Джош возвел глаза к стропилам навеса.
— Так планы лучшие… и т. д. и т. п. — Он вздохнул. — В обмен на то, что мне присудят детей; я собирался почтить всех присутствующих в зале частным, единственным в своем роде выступлением великого шекспировского актера. Каким я был дураком! Я считал, входя в зал суда, что делаю им всем большое одолжение.
Его голос стал тише.
— Я был ужасно напуган перспективой потерять своих детей, но не хотел, чтобы мои чувства стали достоянием широкой публики, поэтому решил устроить целое представление.
— Ну так о чем же ты просил судью? — не унималась Кэрри.
— Я говорил более часа. Ты бы видела моих «зрителей». Именно так я воспринимал всех, присутствующих на суде. Я держал их в руках. Я заставлял их смеяться, плакать, я пугал и успокаивал их. Они были мои. Я говорил им, как сильно я люблю своих детей, говорил, что готов ради них на что угодно. Я сказал, что готов даже пожертвовать своей всемирной славой за право быть рядом с ними. Я даже сказал, что ради них способен оставить сцену. К тому моменту я уже заставил их поверить в то, что мир не переживет, если лишится такого великолепного актера. Я зашел так далеко, так увлекся, что даже заявил, что готов, как крестьянин в старину, жить своим трудом на ферме, если мне удастся таким путем получить своих детей. Кажется, именно в этот момент я взмахнул своим подбитым атласом плащом, чтобы аудитория могла представить меня в роли фермера.

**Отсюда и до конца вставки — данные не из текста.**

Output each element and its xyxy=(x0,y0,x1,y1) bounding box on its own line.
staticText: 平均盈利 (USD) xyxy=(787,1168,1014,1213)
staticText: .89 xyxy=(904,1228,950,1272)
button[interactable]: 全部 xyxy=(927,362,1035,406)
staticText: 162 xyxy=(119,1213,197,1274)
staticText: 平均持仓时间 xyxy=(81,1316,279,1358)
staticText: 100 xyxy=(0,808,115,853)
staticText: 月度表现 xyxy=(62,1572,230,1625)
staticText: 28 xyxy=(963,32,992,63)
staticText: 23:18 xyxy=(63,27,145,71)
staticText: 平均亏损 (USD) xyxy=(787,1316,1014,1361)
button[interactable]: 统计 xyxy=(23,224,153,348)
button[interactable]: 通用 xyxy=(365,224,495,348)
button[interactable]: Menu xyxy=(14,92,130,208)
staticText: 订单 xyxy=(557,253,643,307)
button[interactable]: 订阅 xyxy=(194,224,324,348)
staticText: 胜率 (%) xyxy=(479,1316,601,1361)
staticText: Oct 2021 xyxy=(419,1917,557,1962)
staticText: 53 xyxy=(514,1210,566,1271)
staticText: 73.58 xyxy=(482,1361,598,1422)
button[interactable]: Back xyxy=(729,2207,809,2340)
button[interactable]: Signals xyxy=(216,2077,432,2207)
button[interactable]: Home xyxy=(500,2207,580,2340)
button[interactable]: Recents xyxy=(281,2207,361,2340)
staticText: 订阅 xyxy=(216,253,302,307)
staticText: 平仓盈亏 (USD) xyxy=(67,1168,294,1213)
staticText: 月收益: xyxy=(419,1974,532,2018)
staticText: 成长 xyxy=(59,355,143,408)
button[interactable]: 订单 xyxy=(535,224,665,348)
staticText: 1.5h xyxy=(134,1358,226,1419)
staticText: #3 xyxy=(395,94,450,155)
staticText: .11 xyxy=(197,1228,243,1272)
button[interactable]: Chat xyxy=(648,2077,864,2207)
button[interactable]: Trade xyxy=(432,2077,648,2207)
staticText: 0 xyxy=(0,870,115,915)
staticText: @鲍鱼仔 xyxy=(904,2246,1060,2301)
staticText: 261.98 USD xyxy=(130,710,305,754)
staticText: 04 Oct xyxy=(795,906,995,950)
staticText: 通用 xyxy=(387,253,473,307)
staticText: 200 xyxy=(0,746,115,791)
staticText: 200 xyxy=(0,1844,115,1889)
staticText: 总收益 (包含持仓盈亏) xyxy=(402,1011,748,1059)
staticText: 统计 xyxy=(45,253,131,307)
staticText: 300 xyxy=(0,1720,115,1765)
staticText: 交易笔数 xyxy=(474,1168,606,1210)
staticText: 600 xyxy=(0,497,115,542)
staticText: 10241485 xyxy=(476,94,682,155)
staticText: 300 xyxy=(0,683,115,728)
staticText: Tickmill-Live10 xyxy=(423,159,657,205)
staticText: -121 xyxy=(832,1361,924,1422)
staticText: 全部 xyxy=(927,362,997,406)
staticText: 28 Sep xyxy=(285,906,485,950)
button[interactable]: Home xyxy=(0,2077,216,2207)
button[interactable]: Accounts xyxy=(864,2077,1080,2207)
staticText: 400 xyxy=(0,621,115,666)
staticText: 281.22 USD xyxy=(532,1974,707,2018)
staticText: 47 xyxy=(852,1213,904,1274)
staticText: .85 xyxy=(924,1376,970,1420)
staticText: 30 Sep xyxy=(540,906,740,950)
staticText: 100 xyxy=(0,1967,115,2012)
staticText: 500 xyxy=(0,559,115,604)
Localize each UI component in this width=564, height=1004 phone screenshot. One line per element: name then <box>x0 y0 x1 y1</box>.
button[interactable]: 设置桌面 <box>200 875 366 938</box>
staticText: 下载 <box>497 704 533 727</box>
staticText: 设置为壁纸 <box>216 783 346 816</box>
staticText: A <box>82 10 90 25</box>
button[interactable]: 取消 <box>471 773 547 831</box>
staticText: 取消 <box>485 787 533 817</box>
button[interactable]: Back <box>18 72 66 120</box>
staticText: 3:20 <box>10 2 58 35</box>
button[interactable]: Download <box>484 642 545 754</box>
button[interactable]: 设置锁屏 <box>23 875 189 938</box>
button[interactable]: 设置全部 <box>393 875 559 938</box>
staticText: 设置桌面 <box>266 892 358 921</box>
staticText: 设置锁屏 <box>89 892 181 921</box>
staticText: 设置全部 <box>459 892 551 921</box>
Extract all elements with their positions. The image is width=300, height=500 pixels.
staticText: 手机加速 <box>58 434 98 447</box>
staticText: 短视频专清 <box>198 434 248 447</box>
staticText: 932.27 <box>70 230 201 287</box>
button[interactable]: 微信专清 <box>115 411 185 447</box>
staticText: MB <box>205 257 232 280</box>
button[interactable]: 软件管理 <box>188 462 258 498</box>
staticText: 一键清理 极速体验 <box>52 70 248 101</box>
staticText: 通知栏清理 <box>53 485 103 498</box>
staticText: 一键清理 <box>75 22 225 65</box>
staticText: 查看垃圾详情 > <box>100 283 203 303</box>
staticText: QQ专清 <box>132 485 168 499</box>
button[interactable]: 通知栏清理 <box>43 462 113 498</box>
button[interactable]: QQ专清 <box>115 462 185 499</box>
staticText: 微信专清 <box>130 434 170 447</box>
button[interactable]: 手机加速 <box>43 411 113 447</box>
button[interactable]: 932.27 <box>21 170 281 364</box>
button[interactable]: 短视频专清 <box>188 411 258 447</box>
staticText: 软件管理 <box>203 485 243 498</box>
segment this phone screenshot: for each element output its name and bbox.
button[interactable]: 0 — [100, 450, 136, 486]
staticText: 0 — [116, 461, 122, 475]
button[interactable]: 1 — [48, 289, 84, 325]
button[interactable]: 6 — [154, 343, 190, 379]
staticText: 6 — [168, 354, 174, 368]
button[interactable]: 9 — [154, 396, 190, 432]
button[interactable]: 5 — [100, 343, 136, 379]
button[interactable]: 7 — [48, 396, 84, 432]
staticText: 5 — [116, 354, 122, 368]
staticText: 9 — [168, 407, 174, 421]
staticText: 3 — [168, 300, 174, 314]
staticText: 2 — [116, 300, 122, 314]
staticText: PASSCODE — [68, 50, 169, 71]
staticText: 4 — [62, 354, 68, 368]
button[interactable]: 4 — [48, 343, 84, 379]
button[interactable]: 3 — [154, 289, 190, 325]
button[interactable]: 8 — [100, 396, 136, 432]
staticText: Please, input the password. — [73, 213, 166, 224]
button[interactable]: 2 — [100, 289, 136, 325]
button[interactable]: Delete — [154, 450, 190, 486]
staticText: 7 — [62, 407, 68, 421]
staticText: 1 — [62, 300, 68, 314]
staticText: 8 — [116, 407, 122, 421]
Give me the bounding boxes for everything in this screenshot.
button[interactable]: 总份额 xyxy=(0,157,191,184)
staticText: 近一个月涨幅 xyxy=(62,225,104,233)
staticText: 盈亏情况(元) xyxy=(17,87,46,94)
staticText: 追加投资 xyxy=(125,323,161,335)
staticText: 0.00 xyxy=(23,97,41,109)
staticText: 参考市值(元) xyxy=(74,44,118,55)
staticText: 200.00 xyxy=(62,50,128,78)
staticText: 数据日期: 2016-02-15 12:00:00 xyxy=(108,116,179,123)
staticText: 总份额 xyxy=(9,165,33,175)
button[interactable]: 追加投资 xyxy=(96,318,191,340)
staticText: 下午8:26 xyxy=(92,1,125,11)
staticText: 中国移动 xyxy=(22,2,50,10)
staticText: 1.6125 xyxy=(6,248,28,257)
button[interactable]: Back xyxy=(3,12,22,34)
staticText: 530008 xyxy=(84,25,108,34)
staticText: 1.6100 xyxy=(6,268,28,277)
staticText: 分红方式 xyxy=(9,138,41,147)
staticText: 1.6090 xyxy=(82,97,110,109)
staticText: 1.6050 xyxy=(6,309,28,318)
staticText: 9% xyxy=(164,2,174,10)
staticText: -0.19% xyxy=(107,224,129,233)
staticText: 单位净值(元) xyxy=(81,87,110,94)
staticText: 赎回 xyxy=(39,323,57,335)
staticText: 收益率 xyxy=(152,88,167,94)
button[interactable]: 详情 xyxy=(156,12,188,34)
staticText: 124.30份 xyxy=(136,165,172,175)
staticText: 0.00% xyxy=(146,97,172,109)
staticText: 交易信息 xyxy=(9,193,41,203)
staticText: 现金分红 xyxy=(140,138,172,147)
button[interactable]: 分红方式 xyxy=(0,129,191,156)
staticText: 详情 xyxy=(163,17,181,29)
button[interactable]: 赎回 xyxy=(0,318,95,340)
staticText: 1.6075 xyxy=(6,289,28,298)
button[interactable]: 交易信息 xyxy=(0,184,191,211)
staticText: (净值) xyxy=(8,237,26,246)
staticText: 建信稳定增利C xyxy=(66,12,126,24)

Когда я закончил, мне устроили овацию, и я был уверен, что выиграл процесс. Судья заметил, что в жизни не слыхал подобного красноречия: Он задал мне всего один вопрос — знаю ли я кого-нибудь, кто владел бы фермой. Слегка поклонившись, я ответил ему, что мой брат принадлежит к сему уважаемому сословию. Судья заявил, что такая пламенная речь должна быть вознаграждена по достоинству, и решил удовлетворить мой иск. Все имущество, принадлежащее мне, будет продано с аукциона — мне оставят один костюм, а деньги положат в банк на имя моих детей: Я же должен буду покинуть сцену, начать работать на ферме моего брата и жить там вместе со своими детьми. Если я выдержу это в течение четырех лет, дети навсегда останутся со мной. После объявления приговора судья улыбнулся мне и сказал, что, по его мнению, мне будет очень недоставать моего красного плаща, в котором я смотрюсь так эффектно.